Mineral exploration in northern latitudes is challenging in that undiscovered deposits are likely buried beneath significant glacial overburden. The development of innovative exploration strategies and robust techniques to see through cover is imperative to future discovery success.
Microbial communities are sensitive to subtle environmental fluctuations, reflecting these changes on very short timescales. Shifts in microbial community profiles, induced by chemical differences related to geology, are detectable in the surficial environment, and can be used to vector toward discrete geological features. The modernization of genetic sequencing and big-data evaluation allows for efficient and cost-effective microbial characterization of soil profiles, with the potential to see through glacial cover.

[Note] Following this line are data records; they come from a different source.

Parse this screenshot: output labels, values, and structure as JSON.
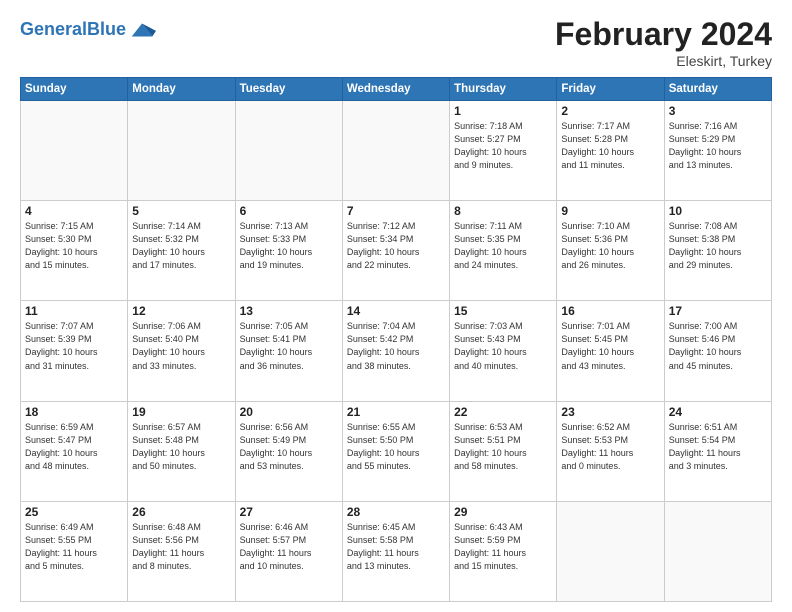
{
  "header": {
    "logo_general": "General",
    "logo_blue": "Blue",
    "month": "February 2024",
    "location": "Eleskirt, Turkey"
  },
  "weekdays": [
    "Sunday",
    "Monday",
    "Tuesday",
    "Wednesday",
    "Thursday",
    "Friday",
    "Saturday"
  ],
  "weeks": [
    [
      {
        "day": "",
        "detail": ""
      },
      {
        "day": "",
        "detail": ""
      },
      {
        "day": "",
        "detail": ""
      },
      {
        "day": "",
        "detail": ""
      },
      {
        "day": "1",
        "detail": "Sunrise: 7:18 AM\nSunset: 5:27 PM\nDaylight: 10 hours\nand 9 minutes."
      },
      {
        "day": "2",
        "detail": "Sunrise: 7:17 AM\nSunset: 5:28 PM\nDaylight: 10 hours\nand 11 minutes."
      },
      {
        "day": "3",
        "detail": "Sunrise: 7:16 AM\nSunset: 5:29 PM\nDaylight: 10 hours\nand 13 minutes."
      }
    ],
    [
      {
        "day": "4",
        "detail": "Sunrise: 7:15 AM\nSunset: 5:30 PM\nDaylight: 10 hours\nand 15 minutes."
      },
      {
        "day": "5",
        "detail": "Sunrise: 7:14 AM\nSunset: 5:32 PM\nDaylight: 10 hours\nand 17 minutes."
      },
      {
        "day": "6",
        "detail": "Sunrise: 7:13 AM\nSunset: 5:33 PM\nDaylight: 10 hours\nand 19 minutes."
      },
      {
        "day": "7",
        "detail": "Sunrise: 7:12 AM\nSunset: 5:34 PM\nDaylight: 10 hours\nand 22 minutes."
      },
      {
        "day": "8",
        "detail": "Sunrise: 7:11 AM\nSunset: 5:35 PM\nDaylight: 10 hours\nand 24 minutes."
      },
      {
        "day": "9",
        "detail": "Sunrise: 7:10 AM\nSunset: 5:36 PM\nDaylight: 10 hours\nand 26 minutes."
      },
      {
        "day": "10",
        "detail": "Sunrise: 7:08 AM\nSunset: 5:38 PM\nDaylight: 10 hours\nand 29 minutes."
      }
    ],
    [
      {
        "day": "11",
        "detail": "Sunrise: 7:07 AM\nSunset: 5:39 PM\nDaylight: 10 hours\nand 31 minutes."
      },
      {
        "day": "12",
        "detail": "Sunrise: 7:06 AM\nSunset: 5:40 PM\nDaylight: 10 hours\nand 33 minutes."
      },
      {
        "day": "13",
        "detail": "Sunrise: 7:05 AM\nSunset: 5:41 PM\nDaylight: 10 hours\nand 36 minutes."
      },
      {
        "day": "14",
        "detail": "Sunrise: 7:04 AM\nSunset: 5:42 PM\nDaylight: 10 hours\nand 38 minutes."
      },
      {
        "day": "15",
        "detail": "Sunrise: 7:03 AM\nSunset: 5:43 PM\nDaylight: 10 hours\nand 40 minutes."
      },
      {
        "day": "16",
        "detail": "Sunrise: 7:01 AM\nSunset: 5:45 PM\nDaylight: 10 hours\nand 43 minutes."
      },
      {
        "day": "17",
        "detail": "Sunrise: 7:00 AM\nSunset: 5:46 PM\nDaylight: 10 hours\nand 45 minutes."
      }
    ],
    [
      {
        "day": "18",
        "detail": "Sunrise: 6:59 AM\nSunset: 5:47 PM\nDaylight: 10 hours\nand 48 minutes."
      },
      {
        "day": "19",
        "detail": "Sunrise: 6:57 AM\nSunset: 5:48 PM\nDaylight: 10 hours\nand 50 minutes."
      },
      {
        "day": "20",
        "detail": "Sunrise: 6:56 AM\nSunset: 5:49 PM\nDaylight: 10 hours\nand 53 minutes."
      },
      {
        "day": "21",
        "detail": "Sunrise: 6:55 AM\nSunset: 5:50 PM\nDaylight: 10 hours\nand 55 minutes."
      },
      {
        "day": "22",
        "detail": "Sunrise: 6:53 AM\nSunset: 5:51 PM\nDaylight: 10 hours\nand 58 minutes."
      },
      {
        "day": "23",
        "detail": "Sunrise: 6:52 AM\nSunset: 5:53 PM\nDaylight: 11 hours\nand 0 minutes."
      },
      {
        "day": "24",
        "detail": "Sunrise: 6:51 AM\nSunset: 5:54 PM\nDaylight: 11 hours\nand 3 minutes."
      }
    ],
    [
      {
        "day": "25",
        "detail": "Sunrise: 6:49 AM\nSunset: 5:55 PM\nDaylight: 11 hours\nand 5 minutes."
      },
      {
        "day": "26",
        "detail": "Sunrise: 6:48 AM\nSunset: 5:56 PM\nDaylight: 11 hours\nand 8 minutes."
      },
      {
        "day": "27",
        "detail": "Sunrise: 6:46 AM\nSunset: 5:57 PM\nDaylight: 11 hours\nand 10 minutes."
      },
      {
        "day": "28",
        "detail": "Sunrise: 6:45 AM\nSunset: 5:58 PM\nDaylight: 11 hours\nand 13 minutes."
      },
      {
        "day": "29",
        "detail": "Sunrise: 6:43 AM\nSunset: 5:59 PM\nDaylight: 11 hours\nand 15 minutes."
      },
      {
        "day": "",
        "detail": ""
      },
      {
        "day": "",
        "detail": ""
      }
    ]
  ]
}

Results to date have demonstrated the viability of microbial fingerprinting to directly identify the surface projection of kimberlites in addition to entrained geochemical signatures in till. Soils above two kimberlites in the Northwest Territories, have undergone microbial community profiling. These community-genome derived datasets have been integrated with chemistry, mineralogy, surface geology, vegetation type and other environmental variables including Eh and pH. Analyses show significant microbial community shifts, correlated with the presence of kimberlites, with a distinct community response at the species level directly over known deposits. Diversity of soil bacteria is also depressed in the same regions of the microbial community response. The relationship between microbial profiles and buried kimberlites has led to the application of microbial fingerprinting as a method to accurately delineate potential ore deposits in covered terrain.
The integration of microbial community information with soil chemistry and landscape development coupled with geology and geophysics significantly improves the drill / no-drill decision process and has proven to be far more accurate than traditional surficial exploration methods. There is high potential for application as a field-based technique as microbial databases for kimberlites in northern regions are refined, and as sequencing technology is progressively developed into portable platforms.